12. Ceza Dairesi 2015/10180 E. , 2016/11562 K.
"İçtihat Metni"Mahkemesi :Asliye Ceza Mahkemesi
Suç : Taksirle öldürme
Hüküm : TCK"nın 85/1, 62, 51/1-3, 53/6. maddeleri gereğince mahkumiyet
Taksirle öldürme suçundan sanığın mahkumiyetine ilişkin hüküm, sanık tarafından temyiz edilmekle, dosya incelenerek gereği düşünüldü:
Sanık ..."nın yönetimindeki ticari yolcu minibüsü ile açık havada, gündüz vakti, azami hız limitinin 50 km. olduğu yerleşim yerinde, iki yönlü, asfalt kaplama, yüzeyi kuru, düz, eğimsiz, 7 m. genişliğindeki caddeyi takiben kavşağa doğru beyanına göre 50 km. hızla seyir halindeyken, gidişine göre sağındaki tek yönlü sokakta ters istikamette ilerleyip kontrolsüzce seyir yönüne çıkan kasksız sürücü Muzaffer idaresindeki motosikletin yan kısmına, zeminde 20 m. fren izi bırakarak, kendi aracının ön kısmı ile çarpması ve çarpma noktasına 11 m. mesafede duruşa geçmesi neticesinde savrulan motosiklet sürücüsünün aynı gün öldüğü olayda,
Dairemizce de izlenen kaza anına ilişkin görüntü içeriğine, çarpma noktasından önce zeminde tespit edilen fren izinin uzunluğuna, kazanın oluş şekli ve saati ile mahal koşullarına göre; sanık sürücünün kavşağa yaklaştığı halde hızını azaltmamasından dolayı 2918 sayılı Karayolları Trafik Kanunu"nun 52/1-a maddesi gereğince tali kusurlu olduğu görüşünü içeren ve hükme esas alınan 21.05.2014 hakim havale tarihli bilirkişi raporunda bir isabetsizlik görülmediğinden, tebliğnamedeki, “...Sanığın yönetimindeki minibüsün teknik özellikleri ile kaza yerinde ölçülen fren izi ve durma noktası esas alınarak, sanığın sevk ve idaresindeki aracın kaza sırasında olması gereken hızı bilimsel olarak tespit edilmek ve dosyada mevcut kaza anını gösteren görüntüler de değerlendirmek suretiyle kusur durumuna ilişkin Adli Tıp Kurumu Trafik İhtisas Dairesi, karayolları trafik fen heyeti veya üniversitelerin konu ile ilgili bölümlerinde uzman öğretim görevlilerinden oluşturulacak bilirkişi kurulu aracılığıyla yeniden inceleme yaptırılıp alınacak rapordan sonra sanığın hukuki durumunun takdir ve tayini gerekirken, yetersiz bilirkişi raporuna itibarla eksik incelemeye dayalı olarak mahkumiyet kararı verilmesi...” nedenine dayalı olarak hükmün bozulmasını öneren görüşe iştirak edilmemiş, adli emanete alınan 1 adet CD hakkında bir karar verilmemesi, bu konuda mahkemesinden her zaman bir karar alınması olanaklı olduğundan, bozma nedeni yapılmamıştır.
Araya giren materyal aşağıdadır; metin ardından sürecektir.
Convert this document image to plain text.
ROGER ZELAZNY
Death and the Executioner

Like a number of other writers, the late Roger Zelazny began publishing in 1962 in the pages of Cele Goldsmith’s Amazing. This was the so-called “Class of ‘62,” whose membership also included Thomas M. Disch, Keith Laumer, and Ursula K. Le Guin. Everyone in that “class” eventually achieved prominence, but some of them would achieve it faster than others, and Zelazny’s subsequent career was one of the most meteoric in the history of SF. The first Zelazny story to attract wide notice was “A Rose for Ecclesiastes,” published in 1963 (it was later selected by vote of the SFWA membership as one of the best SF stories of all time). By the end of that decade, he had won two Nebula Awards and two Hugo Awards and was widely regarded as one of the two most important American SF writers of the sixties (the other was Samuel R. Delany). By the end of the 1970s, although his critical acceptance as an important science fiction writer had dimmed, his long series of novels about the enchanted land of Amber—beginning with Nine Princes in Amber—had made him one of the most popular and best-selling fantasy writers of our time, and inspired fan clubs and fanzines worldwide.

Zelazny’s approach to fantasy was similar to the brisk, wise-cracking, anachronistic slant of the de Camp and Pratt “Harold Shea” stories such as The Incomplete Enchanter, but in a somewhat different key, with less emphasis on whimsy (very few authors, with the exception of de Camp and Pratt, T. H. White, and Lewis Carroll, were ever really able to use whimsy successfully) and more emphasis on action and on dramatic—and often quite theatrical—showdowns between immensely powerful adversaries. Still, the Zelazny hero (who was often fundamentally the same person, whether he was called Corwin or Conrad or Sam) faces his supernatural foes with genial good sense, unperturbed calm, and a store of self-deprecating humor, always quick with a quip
Yapılan yargılamaya, toplanıp karar yerinde gösterilen delillere, mahkemenin kovuşturma sonuçlarına uygun olarak oluşan kanaat ve takdirine, incelenen dosya kapsamına göre, sanığın kusur durumuna ilişkin sair temyiz itirazlarının reddine, ancak;
Vekalet ücretinin katılan yerine davanın tarafı olmayan vekili lehine hükmolunması,
Kanuna aykırı olup, sanığın temyiz itirazları bu itibarla yerinde görüldüğünden, hükmün bu nedenle 5320 sayılı Kanunun 8. maddesi uyarınca halen uygulanmakta olan 1412 sayılı CMUK"un 321. maddesi gereğince BOZULMASINA; ancak, yeniden yargılama gerektirmeyen bu hususta aynı Kanun"un 322. maddesi gereğince karar verilmesi mümkün bulunduğundan, aynı maddenin verdiği yetkiye istinaden; hükmün vekalet ücreti takdirine ilişkin 11. paragrafındaki “MÜDAHİL VEKİLİNE” ibarelerinin, “KATILANA” şeklinde değiştirilmesi suretiyle, eleştirilen husus dışında, sair yönleri usul ve kanuna uygun bulunan hükmün DÜZELTİLEREK ONANMASINA, 05.10.2016 tarihinde oybirliğiyle karar verildi.